The complex velocity is dF/dz = v_x - iv_y, where (v_x, v_y) is the physical velocity vector. The sign convention (v_x - iv_y rather than v_x + iv_y) is standard in potential flow and follows from F = \Phi + i\Psi with v_x = \Phi_x, v_y = \Phi_y.

Since F is analytic, both \Phi and \Psi satisfy Laplace’s equation, and they are harmonic conjugates.

55.6.2 Transforming the domain

If w = f(z) is a conformal map, and F(w) is the complex potential in the w-domain, then F(f(z)) is the complex potential in the z-domain.

In practice: solve Laplace’s equation in a simple domain (disk, half-plane, strip), choose a conformal map from that domain to the complicated geometry, and the composition gives the solution in the complicated domain.

Example.

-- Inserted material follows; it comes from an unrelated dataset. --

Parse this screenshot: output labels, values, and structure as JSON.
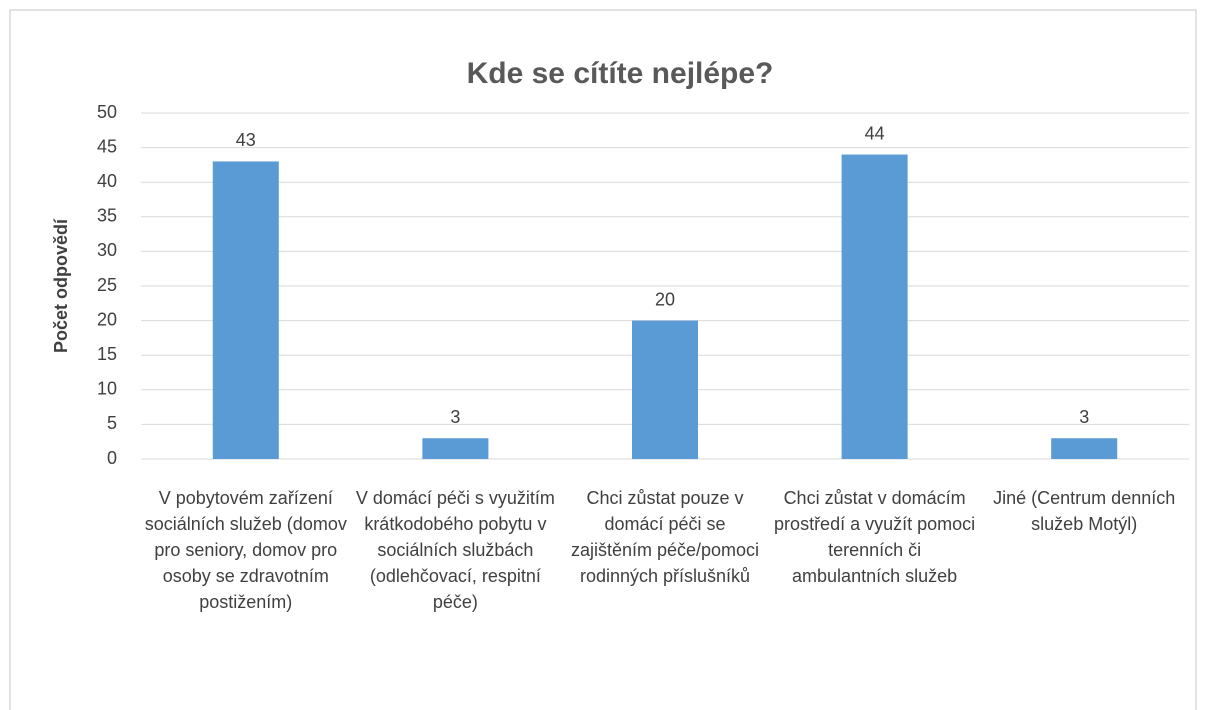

Take G(w) = w (uniform flow in the w-plane) and the conformal map f(z) = z^2. The composed potential in the z-plane is G(f(z)) = z^2. That is, substitute w = z^2 directly: the result is a new function of z, not G evaluated at z. With f(z) = z^2, the z-plane flow has streamlines \Psi = \text{Im}(z^2) = 2xy = \text{const} — the rectangular hyperbola pattern of flow in a 90° corner.

55.7 Exercises

55.7.1 Exercise 1: Image of a circle under w = z^2

Find the image of the circle |z| = 3 under w = z^2. Then find the image of the half-circle |z| = 3, \text{Im}(z) \geq 0.

55.7.2 Exercise 2: Image of a strip under w = e^z

Find the image of the horizontal strip \{0 < \text{Im}(z) < \pi/2\} under w = e^z.

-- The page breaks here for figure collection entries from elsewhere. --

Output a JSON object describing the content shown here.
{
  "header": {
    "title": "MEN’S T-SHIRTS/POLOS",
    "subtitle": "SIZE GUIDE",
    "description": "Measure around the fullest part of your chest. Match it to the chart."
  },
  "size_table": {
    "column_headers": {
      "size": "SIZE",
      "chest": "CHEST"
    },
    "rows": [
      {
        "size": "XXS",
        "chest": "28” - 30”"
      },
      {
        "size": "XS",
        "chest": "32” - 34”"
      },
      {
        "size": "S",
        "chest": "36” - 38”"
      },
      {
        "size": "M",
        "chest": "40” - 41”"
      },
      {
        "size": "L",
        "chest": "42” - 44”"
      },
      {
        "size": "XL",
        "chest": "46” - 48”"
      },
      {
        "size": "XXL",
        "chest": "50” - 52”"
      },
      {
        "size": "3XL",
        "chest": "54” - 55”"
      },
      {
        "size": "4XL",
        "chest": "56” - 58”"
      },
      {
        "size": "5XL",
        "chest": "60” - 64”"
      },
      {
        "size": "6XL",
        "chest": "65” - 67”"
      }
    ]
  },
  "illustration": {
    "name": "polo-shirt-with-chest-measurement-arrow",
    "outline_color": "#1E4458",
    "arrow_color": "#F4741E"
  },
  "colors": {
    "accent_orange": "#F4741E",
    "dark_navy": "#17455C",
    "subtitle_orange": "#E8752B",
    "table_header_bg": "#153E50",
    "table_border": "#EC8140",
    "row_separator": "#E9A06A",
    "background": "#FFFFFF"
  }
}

55.7.3 Exercise 3: Möbius transformation from three point pairs

Find the Möbius transformation mapping z_1 = 0 \mapsto w_1 = i, z_2 = 1 \mapsto w_2 = 0, z_3 = -1 \mapsto w_3 = \infty.

55.7.4 Exercise 4: Joukowski map — circle to ellipse

Apply w = z + 1/z to the circle |z| = 2. Find the semi-axes of the resulting ellipse.

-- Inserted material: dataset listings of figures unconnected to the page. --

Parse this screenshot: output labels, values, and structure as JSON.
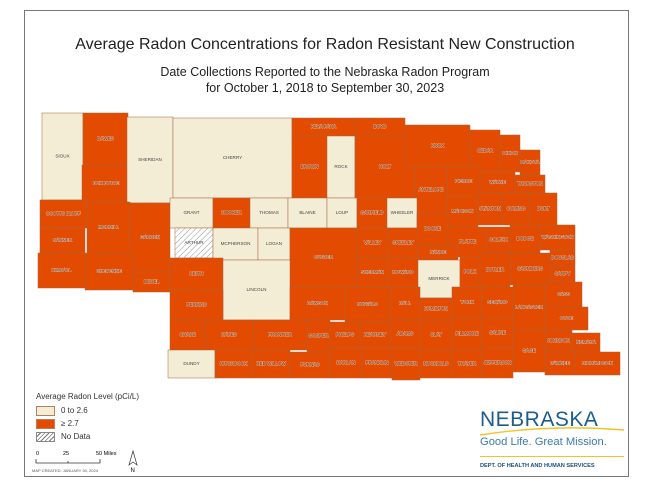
{
  "title": "Average Radon Concentrations for Radon Resistant New Construction",
  "subtitle1": "Date Collections Reported to the Nebraska Radon Program",
  "subtitle2": "for October 1, 2018 to September 30, 2023",
  "colors": {
    "low": "#f3edd6",
    "high": "#e24b00",
    "border": "#a8653e"
  },
  "legend": {
    "title": "Average Radon Level (pCi/L)",
    "items": [
      {
        "label": "0 to 2.6",
        "key": "low"
      },
      {
        "label": "≥ 2.7",
        "key": "high"
      },
      {
        "label": "No Data",
        "key": "nodata"
      }
    ]
  },
  "scale_bar": {
    "ticks": [
      "0",
      "25",
      "50 Miles"
    ]
  },
  "north_arrow": "N",
  "map_created": "MAP CREATED: JANUARY 30, 2024",
  "logo": {
    "name": "NEBRASKA",
    "tagline": "Good Life. Great Mission.",
    "dept": "DEPT. OF HEALTH AND HUMAN SERVICES"
  },
  "counties": [
    {
      "name": "SIOUX",
      "level": "low"
    },
    {
      "name": "DAWES",
      "level": "high"
    },
    {
      "name": "BOX BUTTE",
      "level": "high"
    },
    {
      "name": "SHERIDAN",
      "level": "low"
    },
    {
      "name": "CHERRY",
      "level": "low"
    },
    {
      "name": "KEYA PAHA",
      "level": "high"
    },
    {
      "name": "BOYD",
      "level": "high"
    },
    {
      "name": "BROWN",
      "level": "high"
    },
    {
      "name": "ROCK",
      "level": "low"
    },
    {
      "name": "HOLT",
      "level": "high"
    },
    {
      "name": "KNOX",
      "level": "high"
    },
    {
      "name": "CEDAR",
      "level": "high"
    },
    {
      "name": "DIXON",
      "level": "high"
    },
    {
      "name": "DAKOTA",
      "level": "high"
    },
    {
      "name": "PIERCE",
      "level": "high"
    },
    {
      "name": "WAYNE",
      "level": "high"
    },
    {
      "name": "THURSTON",
      "level": "high"
    },
    {
      "name": "ANTELOPE",
      "level": "high"
    },
    {
      "name": "MADISON",
      "level": "high"
    },
    {
      "name": "STANTON",
      "level": "high"
    },
    {
      "name": "CUMING",
      "level": "high"
    },
    {
      "name": "BURT",
      "level": "high"
    },
    {
      "name": "SCOTTS BLUFF",
      "level": "high"
    },
    {
      "name": "MORRILL",
      "level": "high"
    },
    {
      "name": "GARDEN",
      "level": "high"
    },
    {
      "name": "BANNER",
      "level": "high"
    },
    {
      "name": "KIMBALL",
      "level": "high"
    },
    {
      "name": "CHEYENNE",
      "level": "high"
    },
    {
      "name": "DEUEL",
      "level": "high"
    },
    {
      "name": "GRANT",
      "level": "low"
    },
    {
      "name": "HOOKER",
      "level": "high"
    },
    {
      "name": "THOMAS",
      "level": "low"
    },
    {
      "name": "BLAINE",
      "level": "low"
    },
    {
      "name": "LOUP",
      "level": "low"
    },
    {
      "name": "GARFIELD",
      "level": "high"
    },
    {
      "name": "WHEELER",
      "level": "low"
    },
    {
      "name": "ARTHUR",
      "level": "nodata"
    },
    {
      "name": "MCPHERSON",
      "level": "low"
    },
    {
      "name": "LOGAN",
      "level": "low"
    },
    {
      "name": "CUSTER",
      "level": "high"
    },
    {
      "name": "VALLEY",
      "level": "high"
    },
    {
      "name": "GREELEY",
      "level": "high"
    },
    {
      "name": "BOONE",
      "level": "high"
    },
    {
      "name": "PLATTE",
      "level": "high"
    },
    {
      "name": "COLFAX",
      "level": "high"
    },
    {
      "name": "DODGE",
      "level": "high"
    },
    {
      "name": "WASHINGTON",
      "level": "high"
    },
    {
      "name": "NANCE",
      "level": "high"
    },
    {
      "name": "SHERMAN",
      "level": "high"
    },
    {
      "name": "HOWARD",
      "level": "high"
    },
    {
      "name": "MERRICK",
      "level": "low"
    },
    {
      "name": "POLK",
      "level": "high"
    },
    {
      "name": "BUTLER",
      "level": "high"
    },
    {
      "name": "SAUNDERS",
      "level": "high"
    },
    {
      "name": "DOUGLAS",
      "level": "high"
    },
    {
      "name": "SARPY",
      "level": "high"
    },
    {
      "name": "KEITH",
      "level": "high"
    },
    {
      "name": "LINCOLN",
      "level": "low"
    },
    {
      "name": "PERKINS",
      "level": "high"
    },
    {
      "name": "DAWSON",
      "level": "high"
    },
    {
      "name": "BUFFALO",
      "level": "high"
    },
    {
      "name": "HALL",
      "level": "high"
    },
    {
      "name": "HAMILTON",
      "level": "high"
    },
    {
      "name": "YORK",
      "level": "high"
    },
    {
      "name": "SEWARD",
      "level": "high"
    },
    {
      "name": "LANCASTER",
      "level": "high"
    },
    {
      "name": "CASS",
      "level": "high"
    },
    {
      "name": "OTOE",
      "level": "high"
    },
    {
      "name": "CHASE",
      "level": "high"
    },
    {
      "name": "HAYES",
      "level": "high"
    },
    {
      "name": "FRONTIER",
      "level": "high"
    },
    {
      "name": "GOSPER",
      "level": "high"
    },
    {
      "name": "PHELPS",
      "level": "high"
    },
    {
      "name": "KEARNEY",
      "level": "high"
    },
    {
      "name": "ADAMS",
      "level": "high"
    },
    {
      "name": "CLAY",
      "level": "high"
    },
    {
      "name": "FILLMORE",
      "level": "high"
    },
    {
      "name": "SALINE",
      "level": "high"
    },
    {
      "name": "GAGE",
      "level": "high"
    },
    {
      "name": "JOHNSON",
      "level": "high"
    },
    {
      "name": "NEMAHA",
      "level": "high"
    },
    {
      "name": "DUNDY",
      "level": "low"
    },
    {
      "name": "HITCHCOCK",
      "level": "high"
    },
    {
      "name": "RED WILLOW",
      "level": "high"
    },
    {
      "name": "FURNAS",
      "level": "high"
    },
    {
      "name": "HARLAN",
      "level": "high"
    },
    {
      "name": "FRANKLIN",
      "level": "high"
    },
    {
      "name": "WEBSTER",
      "level": "high"
    },
    {
      "name": "NUCKOLLS",
      "level": "high"
    },
    {
      "name": "THAYER",
      "level": "high"
    },
    {
      "name": "JEFFERSON",
      "level": "high"
    },
    {
      "name": "PAWNEE",
      "level": "high"
    },
    {
      "name": "RICHARDSON",
      "level": "high"
    }
  ]
}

55.7.5 Exercise 5: Potential theory — flow in a corner

The complex potential F(w) = w represents uniform horizontal flow in the w-plane. Apply the conformal map w = z^2 to find the complex potential for flow in the first quadrant (x > 0, y > 0) of the z-plane.

With these four chapters you have the core analytic methods: complex differentiation and the Cauchy-Riemann equations, contour integration and Cauchy’s theorem, Laurent series and residues, and conformal mapping. They connect directly to the rest of engineering mathematics — the Laplace equation in any two-dimensional domain, potential flow around aerofoils, inverse Laplace transforms via residues, and stability analysis in the complex frequency plane.